MySQL to ClickHouse Synchronization

Overview

This article briefly introduces how CloudCanal synchronizes data from MySQL to ClickHouse, using ReplacingMergeTree / ReplicatedReplacingMergeTree as the ClickHouse table engine by default.

Features include:

  • There are no extra fields for the ClickHouse table
  • Strict merge by order by key
  • Auto-optimize table (autoOptimizeThresholdSec parameter)
  • DDL synchronization is supported

Key Points

Schema Migration

In the current structure migration to ClickHouse, ReplacingMergeTree / ReplicatedReplacingMergeTree is selected as the table engine by default, and the source primary key is used as the sortKey (tuple for tables without primary keys), as follows:

 CREATE TABLE console.worker_stats
(
`id` Int64,
`gmt_create` DateTime,
`worker_id` Int64,
`cpu_stat` String,
`mem_stat` String,
`disk_stat` String
)
ENGINE = ReplacingMergeTree()
ORDER BY id
SETTINGS index_granularity = 8192

Data Written

Data writing to ClickHouse has done the following transformations

  • Import using Insert batch
  • Converts the Insert, Update operation to Insert
  • The Delete operation is operated separately through the alter table delete statement

Therefore, if there are many delete operations, the Incremental performance will drop sharply, and it is recommended that the delete RPS not exceed 50.

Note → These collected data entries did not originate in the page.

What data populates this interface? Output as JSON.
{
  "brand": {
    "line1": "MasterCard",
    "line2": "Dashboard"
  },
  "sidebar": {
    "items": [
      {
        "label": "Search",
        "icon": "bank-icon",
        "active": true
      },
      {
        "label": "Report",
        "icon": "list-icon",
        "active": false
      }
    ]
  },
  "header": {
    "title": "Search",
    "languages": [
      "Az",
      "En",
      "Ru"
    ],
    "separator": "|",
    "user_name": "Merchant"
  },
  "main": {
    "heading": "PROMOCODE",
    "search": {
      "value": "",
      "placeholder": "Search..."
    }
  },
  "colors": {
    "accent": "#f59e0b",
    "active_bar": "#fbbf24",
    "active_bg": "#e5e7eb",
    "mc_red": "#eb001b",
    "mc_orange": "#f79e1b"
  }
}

  switch (rowChange.getEventType()) {
case INSERT:
case UPDATE: {
for (CanalRowData rowData : rowChange.getRowDatasList()) {
CkTableBatchData.RecordWithState addRecord = new CkTableBatchData.RecordWithState(CanalEventType.INSERT, rowData.getAfterColumnsList());
batchData.getRecords().add(addRecord);
}

break;
}
case DELETE: {
for (CanalRowData rowData : rowChange.getRowDatasList()) {
CkTableBatchData.RecordWithState delRecord = new CkTableBatchData.RecordWithState(CanalEventType.DELETE, rowData.getBeforePkColumnsList());
batchData.getRecords().add(delRecord);
batchData.setHasDelete(true);
}
break;
}
default:
throw new CanalException("not supported event type,eventType:" + rowChange.getEventType());
}

Example

Install CloudCanal

Data Preparation

  • Create Insert, Update loads, the ratio is 1:2 mysql_ch_5

Add DataSource

  • Log in to the CloudCanal console, DataSource > Add DataSource , add MySQL and ClickHouse DataSource. mysql_ch_1

Create DataJob

  • DataJob > Create DataJob

  • Select the source and target DataSources.

  • Click on the Advanced of ClickHouse to make sure the table engine is ReplacingMergeTree (ReplicatedReplacingMergeTree).

  • Click Next Step. mysql_ch_2

  • Select Incremental, then check Full Data option.

  • Check Synchronize DDL.

  • Click Next Step mysql_ch_3

  • Select tables and columns, and click Next Step.

  • Finally,click Create DataJob.

DataJob Running

  • Wait for automatic Schema Migration, Full Data, and Incremental to catch up.

  • Details > Functions > Modify Configurations, turn on the automatic table optimize and set the 30 seconds interval by default (autoOptimizeThresholdSec) mysql_ch_4

  • Stop loads when incremental catch up.

  • Wait for the automatic optimization interval(30 seconds), create a verification DataJob, and the results are consistent.

  • You can also wait for ClickHouse to optimize automatically, but the time is unpredictable. mysql_ch_6

FAQ

What Are The Remaining Problems?

Distribute tables are not supported, and Schema Migration supports personalized table schema definitions, which are not yet in place.

Are Other DataSources Supported?

We will support more DataSources in the future, please refer to the product introduction document for the current support list.

Summary

This article briefly introduces CloudCanal support MySQL to ClickHouse data synchronization, which can help businesses quickly build a real-time data analysis environment.